Internet banking has enormous growth potential in China, according to a report released by the nation's financial certification body yesterday.
About one-third of both individual and corporate banking clients in China's 10 major cities used online services this year, an increase of 4.2 and 1.7 percent from 2006, the China Financial Certification Authority (CFCA) report said.
These figures indicate that "prospects for online banking are very bright", according to the CFCA.
The report was based on a survey of 2,500 individual and 2,000 corporate banking clients in 10 cities including Beijing, Shanghai and Guangzhou, said Wang Long from the CFCA's marketing department.
The report said that over half of the individual online banking customers surveyed saw security as the priority when they chose an online banking service this year. Those who chose not to use online banking services were put off for security reasons.
More than 53.5 percent of the individual respondents used digital certificates to accept online banking services to ensure transaction security, compared to 46 percent in 2006.

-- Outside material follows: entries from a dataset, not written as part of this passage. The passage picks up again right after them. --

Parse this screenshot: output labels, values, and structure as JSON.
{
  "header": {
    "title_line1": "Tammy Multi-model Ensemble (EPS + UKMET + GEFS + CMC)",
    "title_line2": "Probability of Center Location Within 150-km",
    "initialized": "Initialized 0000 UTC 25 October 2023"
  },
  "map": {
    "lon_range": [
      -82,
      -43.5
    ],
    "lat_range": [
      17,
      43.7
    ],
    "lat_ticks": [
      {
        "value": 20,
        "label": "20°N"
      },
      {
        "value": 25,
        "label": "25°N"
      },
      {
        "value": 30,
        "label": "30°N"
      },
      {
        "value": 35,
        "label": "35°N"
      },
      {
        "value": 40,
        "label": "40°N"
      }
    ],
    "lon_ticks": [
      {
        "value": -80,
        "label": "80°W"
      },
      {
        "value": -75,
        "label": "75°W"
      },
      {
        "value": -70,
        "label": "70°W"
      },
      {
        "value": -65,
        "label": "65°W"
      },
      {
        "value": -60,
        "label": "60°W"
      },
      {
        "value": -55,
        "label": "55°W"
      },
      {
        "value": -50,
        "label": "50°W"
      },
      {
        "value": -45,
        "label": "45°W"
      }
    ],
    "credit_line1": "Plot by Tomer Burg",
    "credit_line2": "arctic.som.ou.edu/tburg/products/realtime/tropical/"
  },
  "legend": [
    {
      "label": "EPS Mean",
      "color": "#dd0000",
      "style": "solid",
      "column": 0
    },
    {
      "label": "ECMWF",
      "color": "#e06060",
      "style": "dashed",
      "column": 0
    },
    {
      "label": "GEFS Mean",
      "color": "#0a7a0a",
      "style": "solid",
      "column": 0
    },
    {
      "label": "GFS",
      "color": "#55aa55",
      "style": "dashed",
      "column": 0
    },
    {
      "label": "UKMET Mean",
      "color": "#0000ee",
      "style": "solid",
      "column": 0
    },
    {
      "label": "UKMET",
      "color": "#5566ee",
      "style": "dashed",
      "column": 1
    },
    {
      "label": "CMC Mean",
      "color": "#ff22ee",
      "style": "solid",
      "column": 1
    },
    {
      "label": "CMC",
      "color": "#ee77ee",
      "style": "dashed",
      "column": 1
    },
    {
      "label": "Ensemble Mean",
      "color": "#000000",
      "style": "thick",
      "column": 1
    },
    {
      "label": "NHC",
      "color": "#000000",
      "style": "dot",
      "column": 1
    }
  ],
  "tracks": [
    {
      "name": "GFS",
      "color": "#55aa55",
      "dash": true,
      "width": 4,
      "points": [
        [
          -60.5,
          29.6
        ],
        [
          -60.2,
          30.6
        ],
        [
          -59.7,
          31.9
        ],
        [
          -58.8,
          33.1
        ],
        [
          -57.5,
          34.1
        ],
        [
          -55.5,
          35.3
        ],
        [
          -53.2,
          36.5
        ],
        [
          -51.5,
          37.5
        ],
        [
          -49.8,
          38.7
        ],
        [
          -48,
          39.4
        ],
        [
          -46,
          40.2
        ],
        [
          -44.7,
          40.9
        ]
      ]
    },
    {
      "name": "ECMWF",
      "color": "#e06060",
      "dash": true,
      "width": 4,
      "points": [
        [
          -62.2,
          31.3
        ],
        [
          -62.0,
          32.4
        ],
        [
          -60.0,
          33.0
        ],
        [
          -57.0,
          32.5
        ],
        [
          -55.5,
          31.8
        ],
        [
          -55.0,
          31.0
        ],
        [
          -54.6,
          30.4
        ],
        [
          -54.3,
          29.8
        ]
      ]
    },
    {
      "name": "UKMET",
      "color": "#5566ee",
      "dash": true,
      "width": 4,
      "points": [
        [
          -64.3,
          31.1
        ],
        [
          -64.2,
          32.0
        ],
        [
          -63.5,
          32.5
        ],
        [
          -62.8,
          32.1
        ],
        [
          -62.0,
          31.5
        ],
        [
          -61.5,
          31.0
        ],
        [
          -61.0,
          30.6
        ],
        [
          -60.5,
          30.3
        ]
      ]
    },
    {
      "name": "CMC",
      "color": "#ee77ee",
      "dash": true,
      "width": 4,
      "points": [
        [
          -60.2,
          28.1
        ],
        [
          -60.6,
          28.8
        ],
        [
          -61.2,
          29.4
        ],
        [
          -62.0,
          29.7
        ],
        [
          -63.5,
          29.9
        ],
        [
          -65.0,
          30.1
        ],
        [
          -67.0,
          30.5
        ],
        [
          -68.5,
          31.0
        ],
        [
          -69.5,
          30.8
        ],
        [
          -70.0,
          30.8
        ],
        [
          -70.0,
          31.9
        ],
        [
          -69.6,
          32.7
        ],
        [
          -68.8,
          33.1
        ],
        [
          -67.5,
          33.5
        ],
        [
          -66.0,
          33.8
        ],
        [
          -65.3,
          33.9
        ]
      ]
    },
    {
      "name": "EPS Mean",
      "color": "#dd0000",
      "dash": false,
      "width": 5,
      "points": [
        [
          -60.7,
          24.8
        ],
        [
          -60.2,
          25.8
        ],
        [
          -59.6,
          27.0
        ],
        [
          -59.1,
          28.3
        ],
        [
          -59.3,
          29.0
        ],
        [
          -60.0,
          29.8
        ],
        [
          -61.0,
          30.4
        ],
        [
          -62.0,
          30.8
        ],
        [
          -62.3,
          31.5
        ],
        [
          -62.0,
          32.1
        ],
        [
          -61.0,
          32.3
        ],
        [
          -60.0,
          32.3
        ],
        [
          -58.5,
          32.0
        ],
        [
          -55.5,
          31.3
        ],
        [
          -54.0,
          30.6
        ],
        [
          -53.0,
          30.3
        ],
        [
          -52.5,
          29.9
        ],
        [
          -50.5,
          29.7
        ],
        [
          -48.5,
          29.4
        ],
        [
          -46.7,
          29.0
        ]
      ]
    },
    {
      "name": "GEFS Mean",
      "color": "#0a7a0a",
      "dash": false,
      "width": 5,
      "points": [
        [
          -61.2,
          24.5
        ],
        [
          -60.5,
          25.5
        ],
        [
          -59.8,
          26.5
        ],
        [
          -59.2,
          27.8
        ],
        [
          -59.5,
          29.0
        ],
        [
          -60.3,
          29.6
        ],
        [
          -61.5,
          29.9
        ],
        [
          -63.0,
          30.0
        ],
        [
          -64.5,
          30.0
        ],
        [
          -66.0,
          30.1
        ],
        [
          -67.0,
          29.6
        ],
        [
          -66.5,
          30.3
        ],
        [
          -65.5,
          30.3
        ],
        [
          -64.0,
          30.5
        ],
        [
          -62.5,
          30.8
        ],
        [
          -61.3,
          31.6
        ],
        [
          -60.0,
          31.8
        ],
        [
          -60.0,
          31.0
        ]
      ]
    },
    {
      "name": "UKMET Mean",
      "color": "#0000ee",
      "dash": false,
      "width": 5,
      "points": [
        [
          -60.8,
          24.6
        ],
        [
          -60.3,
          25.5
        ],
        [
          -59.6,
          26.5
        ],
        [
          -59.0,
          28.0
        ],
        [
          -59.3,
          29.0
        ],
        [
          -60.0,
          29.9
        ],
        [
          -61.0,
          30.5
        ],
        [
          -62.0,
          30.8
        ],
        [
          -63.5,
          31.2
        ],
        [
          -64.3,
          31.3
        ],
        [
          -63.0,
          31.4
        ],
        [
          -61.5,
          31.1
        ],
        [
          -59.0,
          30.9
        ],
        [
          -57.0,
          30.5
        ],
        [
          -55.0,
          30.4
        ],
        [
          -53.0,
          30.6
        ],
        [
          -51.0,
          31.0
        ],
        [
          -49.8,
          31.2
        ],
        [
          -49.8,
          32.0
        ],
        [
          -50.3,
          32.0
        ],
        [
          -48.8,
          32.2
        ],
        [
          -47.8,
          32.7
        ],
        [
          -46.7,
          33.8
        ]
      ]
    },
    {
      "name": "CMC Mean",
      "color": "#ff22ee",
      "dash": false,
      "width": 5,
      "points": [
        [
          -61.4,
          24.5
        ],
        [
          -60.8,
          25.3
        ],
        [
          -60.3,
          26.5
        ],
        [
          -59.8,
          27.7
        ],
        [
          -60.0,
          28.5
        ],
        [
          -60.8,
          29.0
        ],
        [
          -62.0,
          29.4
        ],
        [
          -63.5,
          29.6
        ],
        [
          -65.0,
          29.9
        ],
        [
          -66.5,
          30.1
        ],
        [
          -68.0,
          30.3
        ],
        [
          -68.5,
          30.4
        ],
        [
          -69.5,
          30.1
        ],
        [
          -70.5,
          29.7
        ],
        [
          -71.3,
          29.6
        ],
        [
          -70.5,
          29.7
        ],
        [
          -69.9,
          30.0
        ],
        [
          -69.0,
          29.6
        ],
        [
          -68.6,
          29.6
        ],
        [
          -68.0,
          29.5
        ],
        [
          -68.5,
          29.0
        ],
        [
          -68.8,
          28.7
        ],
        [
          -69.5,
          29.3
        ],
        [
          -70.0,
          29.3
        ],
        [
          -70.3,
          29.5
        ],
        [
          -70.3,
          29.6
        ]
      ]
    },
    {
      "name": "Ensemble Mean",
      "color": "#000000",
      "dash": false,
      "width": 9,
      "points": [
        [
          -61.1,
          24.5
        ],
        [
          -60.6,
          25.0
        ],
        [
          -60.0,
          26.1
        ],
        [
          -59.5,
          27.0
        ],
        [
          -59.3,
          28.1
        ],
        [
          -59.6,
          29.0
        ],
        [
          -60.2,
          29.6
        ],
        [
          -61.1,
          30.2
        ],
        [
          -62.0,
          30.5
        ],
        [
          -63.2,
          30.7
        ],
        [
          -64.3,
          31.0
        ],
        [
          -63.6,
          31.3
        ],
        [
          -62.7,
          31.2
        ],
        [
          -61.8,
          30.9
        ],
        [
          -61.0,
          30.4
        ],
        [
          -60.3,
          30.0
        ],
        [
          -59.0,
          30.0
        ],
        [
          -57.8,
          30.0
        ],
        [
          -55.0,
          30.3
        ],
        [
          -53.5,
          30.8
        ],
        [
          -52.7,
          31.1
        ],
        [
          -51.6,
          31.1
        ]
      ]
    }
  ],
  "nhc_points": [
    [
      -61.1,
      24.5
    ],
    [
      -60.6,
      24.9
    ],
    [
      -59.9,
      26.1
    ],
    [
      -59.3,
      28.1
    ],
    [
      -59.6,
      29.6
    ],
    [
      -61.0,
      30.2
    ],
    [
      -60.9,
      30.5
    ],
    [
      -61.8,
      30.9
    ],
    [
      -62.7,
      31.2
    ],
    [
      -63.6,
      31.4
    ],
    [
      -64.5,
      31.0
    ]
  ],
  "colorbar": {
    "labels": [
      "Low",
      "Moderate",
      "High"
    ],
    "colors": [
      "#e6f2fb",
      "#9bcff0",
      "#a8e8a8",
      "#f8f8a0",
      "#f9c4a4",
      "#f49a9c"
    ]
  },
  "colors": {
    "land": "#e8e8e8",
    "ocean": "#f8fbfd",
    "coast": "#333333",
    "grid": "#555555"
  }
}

China's booming stock market has boosted online banking this year, with more individual and institutional investors trading stocks and funds on the Internet.
When the survey was conducted for the first time in 2005, only one-fifth of individual and 10 percent of corporate banking clients in the 10 major cities used online services.
Internet banking services include payments, purchases and transfers between bank accounts.
The CFCA report named Bank of Communications the best contributor to the development of Internet banking this year for its online fund products.
The report also said the Industrial and Commercial Bank of China, China Merchants Bank and China Construction Bank offered the best online banking facilities, based on their Web infrastructure and services.
The CFCA signed a contract with over 30 commercial banks in 2005 to begin issuing digital certificates in a move aimed at improving the security of online payments to get more people using Internet banking.
The CFCA agreed to pay a maximum of 800,000 yuan to companies and 20,000 yuan to individuals to compensate for any loss to do with the certification.